Hard-drive spin down to conserve battery

Hello,

I have done some testing as to why my laptop and mac mini are so warm when running FreeBSD as opposed to Linux (Knoppix) and Windows. I have come to the conclusion that it is the fact that the hard disk drives are always running 100% which seems to heat up the base of the laptop and generates a lot of noise. Plus it cannot be good for these 2.5inch hard disk drives to be running under this temperature and friction.

Is there any way to make the hard drive spin down when not in use and then spin up when needed again? Both Linux and Windows currently seem to do this.

It would be great if this was the case, then my FreeBSD laptop server will be back in action :D
 
Check out ataidle(8).
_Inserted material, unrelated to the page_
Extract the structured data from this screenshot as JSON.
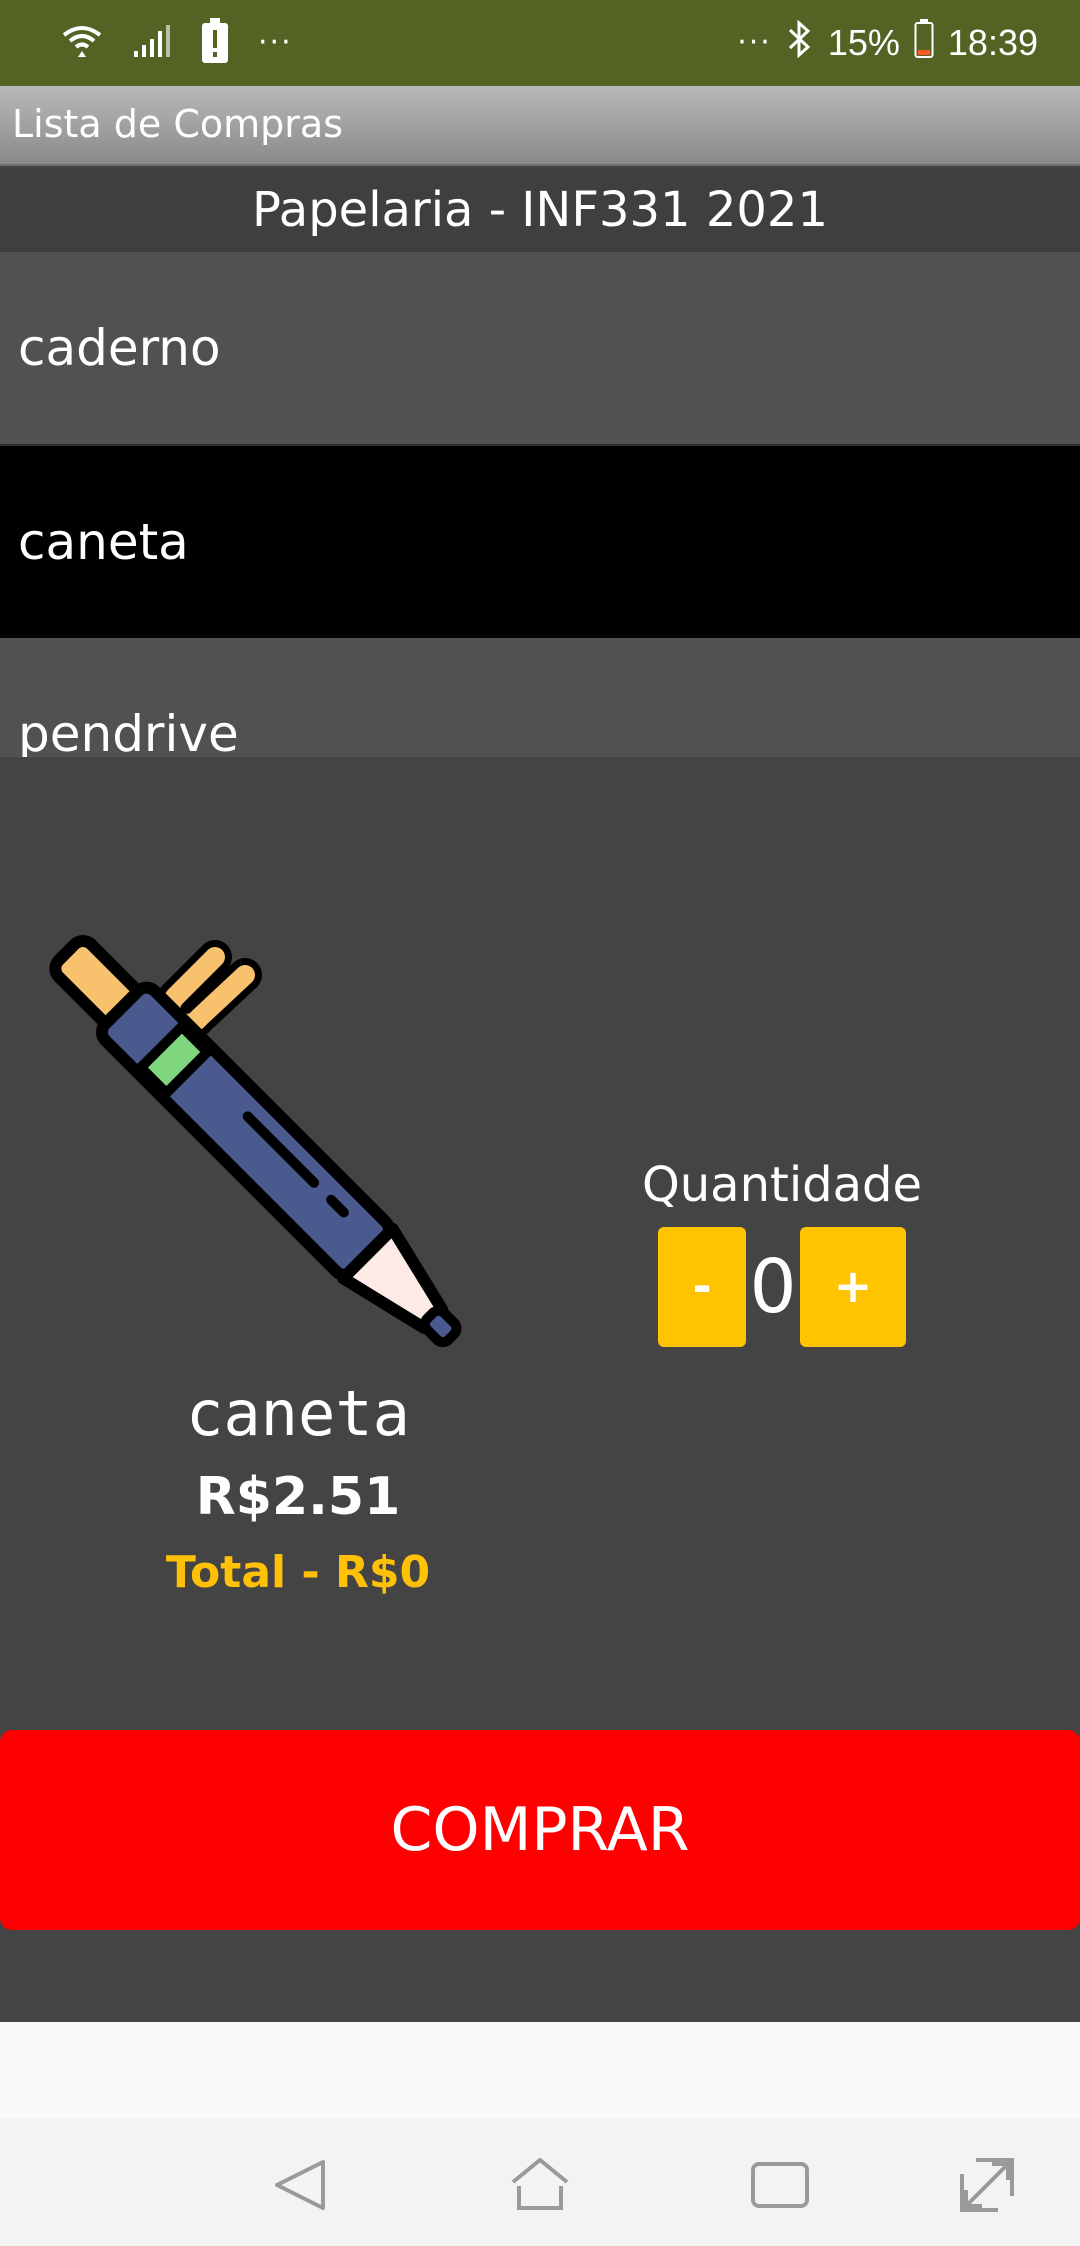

Also camcontrol(8) has [red]idle[/red], [red]standby[/red], & [red]sleep[/red] commands.

But do try to keep an eye on [red]193 Load_Cycle_Count[/red], if you use ATA & you can poke around with sysutils/smartmontools. The 8 second sleep timer that is enabled by default on a lot of laptop hard drives can age your drive pretty quickly.


Addendum: you might look at pushing filesystems that are (a)unimportant and (b) written to and read from a lot onto tmpfs(5) or mdmfs(8).
 
Hi, Thanks both of you for the info, getting my laptop (and server) to use power efficiently when idle is very important to me.

When I ran Mac OS X on my old intel mac mini, I found it to stay very cool. Now that I have freeBSD installed, it runs pretty hot with the fans and hard drive going full blast. Does this mean that Mac OS X has better power management than FreeBSD? Hopefully it is a configuration problem.

I will try out your suggestions :)
 
kpedersen said:
Does this mean that Mac OS X has better power management than FreeBSD? Hopefully it is a configuration problem.

AFIK, there are two sides to this: the OS and the BIOS. The OS makers and the BIOS makers work together to create the most non-standard implementation that they can get by a standards committee. Apple isn't a bad as MS about doing this sort of nonsense, but they still do it. So in many cases OSX & Windows will definitely run "better" WRT power & temp & wireless & such.
 
There's also the GPU to worry about. If your Mac Mini has an nVidia GPU it might help to run X with nvidia's drivers so that PowerMizer gets enabled on the GPU.
 
kpedersen said:
Does this mean that Mac OS X has better power management than FreeBSD?
Yes, out the box it does. No power management is enabled by default on FreeBSD, so follow Mav's guide and you'll notice a huge improvement. After tuning it might even be better than Windows or OSX...
 
Right, I followed mav's guide but I generally had configured everything already.

I believe
Code:
powerd -a adaptive -b adaptive -n adaptive
did help the Mac Mini however.

I am trying to work out what component is getting hot in the T23, I don't think it is the CPU and after taking out the hard drive, there is an area just between the processor and HD that gets very warm, perhaps it is GFX card? It isn't an nvidia though, it is an s3 savage.
Plus linux ran it at a lower temperature and didn't use the manufacturers binary blob driver (Mainly because S3 doesn't have one :p).

Shame I cannot just take everything out of the laptop and just run the natd with the grounding wire :p
 
The spindown barely makes any difference to the power,

Would you recommend keeping the hard drive spinning, or would spinning down / up every so often be better for the drive?

A Soekris does look quit interesting, but I am not much of a hardware person. I just want the stuff to not break anytime soon :p

EDIT:

After closer examination, I found a large problem.

As soon as the drive spins down, I get...

Code:
request while spun down, starting.

Which means it is being woken up... But I have no idea what by. I only have the natd daemon running.
 
Yup, that's the tricky thing with hard drive spin down... keeping it spun down.

Suggestions:

1. Change /tmp and /var to tmpfs(5).
2. Remove disk intensive crontabs. atrun, save-entropy, etc. - experiment with what you don't need.